The bigger point, however, is that politicians’ aspirations to meet a standard has become so slack that exceptionalism and excellence no longer form part of the effort. Filipino voters are happy enough with a politician who can claim that he or she will not steal from them — which implies that the main criteria for the Philippine presidency is simply that whoever gets chosen for the role is not a crook.

That’s really bad. Imagine trying to hire a nanny for your child and the only candidates you can choose from are a bunch of ex-convicts and elementary school dropouts!

To be fair, though, this is the Philippines we are talking about.

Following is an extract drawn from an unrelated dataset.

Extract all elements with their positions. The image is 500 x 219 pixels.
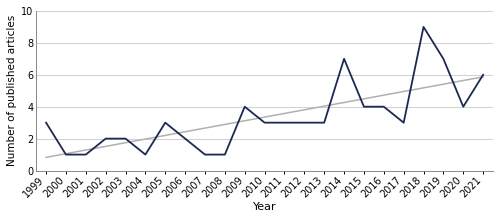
Y-axis label: Number of published articles: Number of published articles (7, 15, 17, 166)
X-axis label: Year: Year (253, 202, 276, 212)
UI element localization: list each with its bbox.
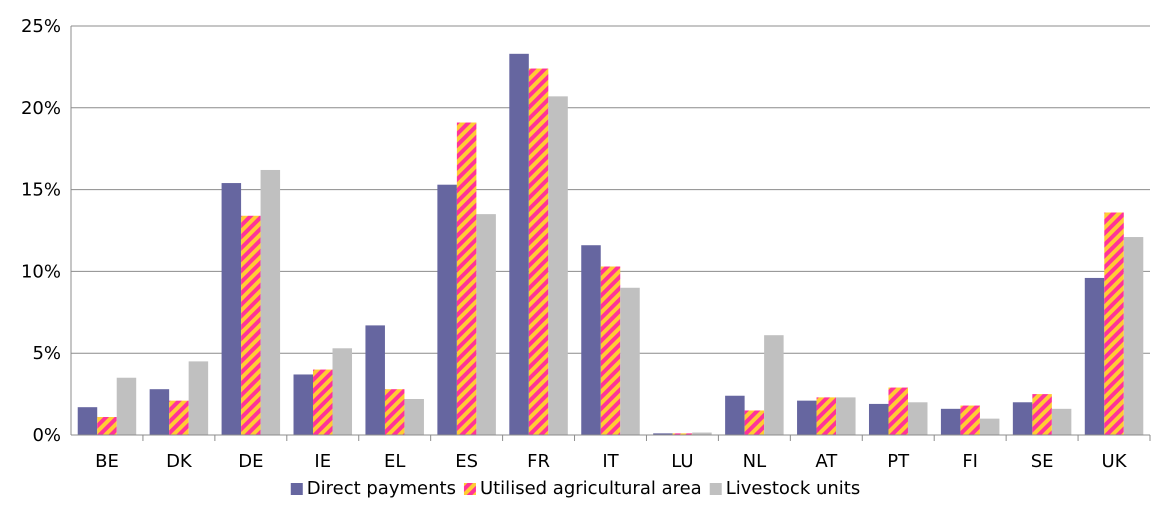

In Philippine politics, perception is everything while results are mere afterthoughts. Filipino politicians win elections on the back of a successful crafting of voter perception but go on to serve in government and enjoy total immunity from being routinely held to account for delivery of real results. That is a counter-productive habit that, when coupled with a penchant for being suckers for the colourful bells and whistles of big money election campaigns, always deals a fatal blow to the hopes of any real reforms ever taking hold in Philippine society and governance.

This, perhaps, is the reason why Filipinos now apply very low standards in the search for their next president, and why the quality of the crop of candidates lined up today reflects that degeneration in their collective standards. Filipinos have for so long been disensitised to mediocrity and criminality in governance that they have been conditioned en masse to simply latch on to the no-substance promises and slogans of their cartoon characters politicians without question. And so empty motherhood statements like “daang matuwid” strongly resonate in Philippine society while solidly-grounded discussions on pertinent issues are merely sidestepped.

The bottomline is that people from whom uncompromising excellence should be expected are able to successfully sell mediocrity on a cone for Filipinos to hungrily lap up. Being exceptional in the Philippines is no longer rewarded. Simply being not bad already gets Filipinos excited.